All is not well in Belleville, the Donmar’s new domestic drama

Donmar Warehouse
According to Abby, a 29-year-old American in Paris, the worst thing her parents ever did is tell her she could do anything she wanted. With the expectation of academic achievement lifted, all she had to do was concentrate on being happy. So whose fault is it when we follow our foggy dreams only to find they’re visceral nightmares?
These questions and more are, well, not answered exactly, but explored through this domestic drama which takes place entirely in a claustrophobic cubbyhole in Belleville, a multi-cultural neighbourhood on the outskirts of Paris.
Abby moved to support her husband Zack, a Medecins Sans Frontieres doctor treating children with Aids. Deprived of any such honourable purpose, Abby stays at home popping anti-depressants when she’s not teaching yoga or skipping French language classes, causing mild offence to their Muslim landlord by asking him what he does for Christmas.
Among the French, Americans are “strangers in a strange land.” As Abby points out: “That superior thing they do, it’s very convincing.”
The play works best when it’s operating as a cultural satire, or documenting the passive aggressive nature of marital strife. Its rapid descent into high melodrama in the last 20 minutes, however, is guilty of the same sin as its anti-heroes; self-indulgence.

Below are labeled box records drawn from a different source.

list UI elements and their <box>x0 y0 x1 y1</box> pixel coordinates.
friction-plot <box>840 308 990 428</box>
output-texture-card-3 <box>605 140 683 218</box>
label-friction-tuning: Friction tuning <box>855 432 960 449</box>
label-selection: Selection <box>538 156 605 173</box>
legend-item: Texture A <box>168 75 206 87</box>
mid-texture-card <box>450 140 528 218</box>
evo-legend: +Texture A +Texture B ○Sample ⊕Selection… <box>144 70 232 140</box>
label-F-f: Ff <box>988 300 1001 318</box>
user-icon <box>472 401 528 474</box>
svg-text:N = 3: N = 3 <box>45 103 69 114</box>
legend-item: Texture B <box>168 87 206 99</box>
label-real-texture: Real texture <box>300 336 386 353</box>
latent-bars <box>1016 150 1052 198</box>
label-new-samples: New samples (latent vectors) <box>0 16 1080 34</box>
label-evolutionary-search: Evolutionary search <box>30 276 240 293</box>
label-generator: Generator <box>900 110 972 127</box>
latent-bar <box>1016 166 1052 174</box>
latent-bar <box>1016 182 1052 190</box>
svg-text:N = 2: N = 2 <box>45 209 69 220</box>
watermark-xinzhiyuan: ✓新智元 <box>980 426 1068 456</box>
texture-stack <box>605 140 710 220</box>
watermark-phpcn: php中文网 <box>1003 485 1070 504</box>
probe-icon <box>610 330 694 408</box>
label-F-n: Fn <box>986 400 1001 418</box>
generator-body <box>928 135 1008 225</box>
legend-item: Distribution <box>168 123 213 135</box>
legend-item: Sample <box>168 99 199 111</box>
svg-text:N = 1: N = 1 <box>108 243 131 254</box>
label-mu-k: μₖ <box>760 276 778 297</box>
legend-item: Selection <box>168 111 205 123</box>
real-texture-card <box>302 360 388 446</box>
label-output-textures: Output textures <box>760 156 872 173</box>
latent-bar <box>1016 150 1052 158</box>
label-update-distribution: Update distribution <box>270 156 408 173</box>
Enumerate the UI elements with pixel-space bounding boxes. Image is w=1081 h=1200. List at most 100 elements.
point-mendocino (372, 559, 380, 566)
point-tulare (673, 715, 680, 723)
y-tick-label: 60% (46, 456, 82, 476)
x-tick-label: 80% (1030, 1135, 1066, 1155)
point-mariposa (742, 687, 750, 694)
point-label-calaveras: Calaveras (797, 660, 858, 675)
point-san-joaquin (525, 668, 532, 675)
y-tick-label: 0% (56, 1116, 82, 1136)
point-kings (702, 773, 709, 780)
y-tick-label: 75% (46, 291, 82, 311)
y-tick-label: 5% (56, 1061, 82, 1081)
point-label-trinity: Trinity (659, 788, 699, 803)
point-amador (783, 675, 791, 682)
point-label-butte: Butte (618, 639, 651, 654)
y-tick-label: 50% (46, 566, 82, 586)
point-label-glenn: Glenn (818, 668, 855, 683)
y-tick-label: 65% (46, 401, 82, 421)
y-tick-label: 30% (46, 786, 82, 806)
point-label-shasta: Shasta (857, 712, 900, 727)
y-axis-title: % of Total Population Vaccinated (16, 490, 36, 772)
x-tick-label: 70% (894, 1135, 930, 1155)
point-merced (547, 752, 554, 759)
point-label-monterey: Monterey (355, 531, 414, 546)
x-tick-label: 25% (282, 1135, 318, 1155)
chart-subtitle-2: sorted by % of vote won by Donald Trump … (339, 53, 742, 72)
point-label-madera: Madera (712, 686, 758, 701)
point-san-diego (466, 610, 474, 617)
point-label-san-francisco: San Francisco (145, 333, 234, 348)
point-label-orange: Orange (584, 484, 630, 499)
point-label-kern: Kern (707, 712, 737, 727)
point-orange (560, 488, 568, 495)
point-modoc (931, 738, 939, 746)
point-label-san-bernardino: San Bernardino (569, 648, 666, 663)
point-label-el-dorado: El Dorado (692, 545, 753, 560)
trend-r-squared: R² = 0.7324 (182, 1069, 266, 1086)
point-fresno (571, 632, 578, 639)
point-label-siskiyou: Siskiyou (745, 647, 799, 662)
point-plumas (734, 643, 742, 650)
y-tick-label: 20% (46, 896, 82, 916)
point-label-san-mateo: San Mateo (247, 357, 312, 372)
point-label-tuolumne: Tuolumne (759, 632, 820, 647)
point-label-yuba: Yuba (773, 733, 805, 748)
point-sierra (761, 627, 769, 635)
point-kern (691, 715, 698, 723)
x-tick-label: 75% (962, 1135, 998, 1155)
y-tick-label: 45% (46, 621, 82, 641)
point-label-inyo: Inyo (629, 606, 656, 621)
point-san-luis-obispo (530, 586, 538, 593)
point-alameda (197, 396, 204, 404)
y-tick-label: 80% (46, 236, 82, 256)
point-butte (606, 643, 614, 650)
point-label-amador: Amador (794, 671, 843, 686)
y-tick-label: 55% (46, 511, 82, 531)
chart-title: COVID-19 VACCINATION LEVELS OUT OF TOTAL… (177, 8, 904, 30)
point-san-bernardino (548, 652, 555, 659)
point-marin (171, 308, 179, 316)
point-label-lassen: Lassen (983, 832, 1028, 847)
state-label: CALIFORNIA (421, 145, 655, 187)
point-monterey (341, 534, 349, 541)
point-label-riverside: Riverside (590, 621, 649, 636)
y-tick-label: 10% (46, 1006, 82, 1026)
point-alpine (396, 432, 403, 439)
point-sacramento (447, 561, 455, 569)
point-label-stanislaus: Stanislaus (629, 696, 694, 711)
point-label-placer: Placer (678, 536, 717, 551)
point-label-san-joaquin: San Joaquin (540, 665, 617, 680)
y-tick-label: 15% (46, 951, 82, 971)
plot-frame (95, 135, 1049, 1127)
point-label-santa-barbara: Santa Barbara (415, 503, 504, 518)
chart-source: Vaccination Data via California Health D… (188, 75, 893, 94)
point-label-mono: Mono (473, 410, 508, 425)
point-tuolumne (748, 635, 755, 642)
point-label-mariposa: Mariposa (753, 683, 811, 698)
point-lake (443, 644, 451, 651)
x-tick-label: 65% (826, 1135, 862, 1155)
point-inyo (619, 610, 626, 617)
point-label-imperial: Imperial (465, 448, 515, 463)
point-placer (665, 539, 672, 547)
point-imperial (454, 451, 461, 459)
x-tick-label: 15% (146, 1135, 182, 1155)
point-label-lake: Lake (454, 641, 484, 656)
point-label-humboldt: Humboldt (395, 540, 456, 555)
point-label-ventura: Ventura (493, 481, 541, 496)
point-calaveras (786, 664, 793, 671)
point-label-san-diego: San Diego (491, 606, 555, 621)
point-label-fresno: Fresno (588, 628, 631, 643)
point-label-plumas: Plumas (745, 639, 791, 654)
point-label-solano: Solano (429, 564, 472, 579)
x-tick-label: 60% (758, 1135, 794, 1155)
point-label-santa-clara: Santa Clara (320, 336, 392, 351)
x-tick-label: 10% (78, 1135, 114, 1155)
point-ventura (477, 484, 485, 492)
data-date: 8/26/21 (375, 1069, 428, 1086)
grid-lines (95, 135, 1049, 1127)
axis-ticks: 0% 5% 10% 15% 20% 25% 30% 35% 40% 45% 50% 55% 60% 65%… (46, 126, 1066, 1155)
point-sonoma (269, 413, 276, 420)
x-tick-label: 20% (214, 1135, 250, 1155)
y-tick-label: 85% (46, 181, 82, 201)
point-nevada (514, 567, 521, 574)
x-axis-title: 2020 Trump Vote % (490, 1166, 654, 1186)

One can’t help feeling that the constant introspection, the raking over of trivial historical slights, could have been exchanged for more quality time with the only other couple in the play, Alioune and Amina as the landlord and his wife, who had the potential to be an effective foil.
The tension, on the other hand, is spot on, and there’s a deep unease rumbling behind every marital spat. At its best, Belleville is both gripping and marvellously macabre.